Drones have become an important tool in the oil/gas and engineering sector. In just a few short years drones have gone from toys to powerful scanning tools used to collect data over construction sites, right of ways, critical infrastructure, landfills, superfund sites, and just about any asset that may require inspection. At first everyone was caught staring up at these buzzing aircraft, but now they fit into the workflow like any other tool on the belt.
Industry leaders have embraced the technology at a fairly slow pace due to safety concerns.

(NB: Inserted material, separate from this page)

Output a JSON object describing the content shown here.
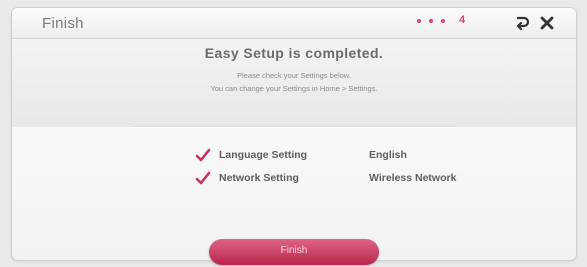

Of course, this is justifiable when you consider potential risks when flying over sensitive assets. Over time though, drones have proven safe and effective when flown by pilots who understand the often dirty and dusty environments they must navigate. Checklists for safety and constant risk mitigation must come first when working for industrial clients. One factor that increases safety is automation. Semi-autonomous flight patterns can be programmed by the pilot in order to reduce human error while also providing more consistent data to the client. With current regulations drones must be visible to the pilot but one day we expect to place drones on a site where they will wake up and go to work at preset times. When they return to their home they upload the data collected and start charging for the next work cycle.
Engineering data comes in many forms. From simple documentation photographs illustrating a time lapse of a project site to photogrammetric and LiDAR scans to create a digital twin of a site, the data can be critical to keeping a project on time while also giving GIS and computer modeling professionals nearly real time data for verification, 2D and 3D measurements, and progress reporting. Another powerful dataset comes in the form of thermal. By flying a thermal infrared sensor over assets when conditions are ideal the data collected can be used to find areas of heat loss as well as water intrusion and potential electrical hardware failures before they occur. Needless to say, seeing what is invisible to the human eye brings decision making to a whole new level. A recent thermal scan of a new hospital building found 17 areas where water was entering the membrane of the roof! Water damage is a serious concern and without the thermal scan interior damage to millions of dollars of equipment could be extensive. It takes a trained thermographer to translate the collected imagery to actionable data so Skyfire invested in this sector in 2019.
Skyfire’s industrial department provides drone services to the oil/gas industry as well as construction companies and contractors. We also provide emergency response services for clients who need aerial support at a fraction of the cost of manned aircraft. Skyfire industrial is also focused on a test program where we will be flying hydrogen powered drones with over 2 hours of flight time for an oil and gas transport company to inspect their right of ways with multispectral cameras. With Skyfire’s FAA regulatory expertise we aim to automate this process and by beyond line of site in the future.